Kaylene Whiskey
Ngura Pukulpa – Happy Place




The short video Ngura Pukulpa – Happy Place offers an extensive view of Whiskey’s Country (Aboriginal land), which reigns through ancestral connections as well as camp fabulousness. The work is experienced as a music video clip where the artist’s voice repeatedly shouts out: “My name is Kaylene! Imantura Whiskey!” (Imantura is the artist’s name in Yankunytjatjara). The first scene is a bird-eye-view of the Whiskey’s arid Country, followed by the artist’s entrance fashioning a glittery dress and hot pink wig as she flies above the vast expanses. At times accompanied by figures born out of her brush and canvas, Kaylene appears dancing with her party crew, erupting in joyous pageantry and celebration, and crossing between the borders of country and fantasy. The seven women reference the seven sisters’ story, one of the main ancestral folk songs/creation stories. In this version, the seven sisters traverse the desert on a Land Cruiser (which could be read as a symbol of settler colonialism) in what appears to be referencing the Australian cult film The Adventures Of Priscilla Queen Of The Desert (1994). Here, animals, spirits, stars, and pop stars all celebrate Whiskey, pointing to the complex landscapes of contemporary First Nations narratives. They hail her as an icon, a diva, and a model of strength and power for women of many worlds who weren’t always the centre and the voice of the story. Fun is thus elevated as the highest form of political affirmation of presence and vibrancy by the artist and her community.
Kaylene Whiskey’s appropriation of Western pop culture, American mainstream television, manifests itself in a unique empowering visual language; a fantasy world where a black wonder woman befriends Dolly Parton. Her iconography merges comic style figuration alongside the ‘dot’ iconography of Australia’s Central Desert, stemming from her Anangu culture. Her paintings celebrate happiness and joy as forms of resilience, and indirectly challenge the cultural essentialisms projected upon Aboriginal art. Her unapologetic liberty and life philosophy debunks the paternalistic establishment of ‘White Australia’ institutionality, as it devours its culture.
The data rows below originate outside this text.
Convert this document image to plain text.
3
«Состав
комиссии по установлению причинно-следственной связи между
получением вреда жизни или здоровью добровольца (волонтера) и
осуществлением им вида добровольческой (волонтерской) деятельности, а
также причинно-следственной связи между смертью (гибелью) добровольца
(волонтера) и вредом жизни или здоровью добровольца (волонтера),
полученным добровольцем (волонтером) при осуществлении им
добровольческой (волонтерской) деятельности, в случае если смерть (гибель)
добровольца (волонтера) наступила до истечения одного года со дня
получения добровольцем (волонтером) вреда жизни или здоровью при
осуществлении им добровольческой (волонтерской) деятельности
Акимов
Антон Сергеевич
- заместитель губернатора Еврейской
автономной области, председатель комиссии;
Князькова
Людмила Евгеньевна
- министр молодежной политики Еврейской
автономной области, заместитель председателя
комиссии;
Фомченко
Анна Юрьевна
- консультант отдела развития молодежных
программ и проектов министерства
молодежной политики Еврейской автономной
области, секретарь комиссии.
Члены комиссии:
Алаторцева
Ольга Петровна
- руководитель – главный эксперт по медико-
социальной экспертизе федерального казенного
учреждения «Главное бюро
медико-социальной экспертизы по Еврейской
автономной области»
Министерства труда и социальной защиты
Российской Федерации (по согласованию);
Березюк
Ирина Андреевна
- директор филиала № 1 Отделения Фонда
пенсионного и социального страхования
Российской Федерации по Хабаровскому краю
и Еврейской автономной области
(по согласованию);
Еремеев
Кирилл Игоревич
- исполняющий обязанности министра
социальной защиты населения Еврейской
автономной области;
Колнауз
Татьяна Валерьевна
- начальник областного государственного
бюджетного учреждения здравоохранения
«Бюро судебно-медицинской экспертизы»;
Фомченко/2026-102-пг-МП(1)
The scripts of Whiskey’s videos are produced closely through her vision and direction, and they almost always include her own voice and narrative as voice over or singing. Her position in contemporary First Nations art has radically transgressed the art field, turning her art and story part of the public sphere’s conscience on Aboriginal representation, becoming perhaps the most iconic living female artist in Australia today, having national and international exhibitions.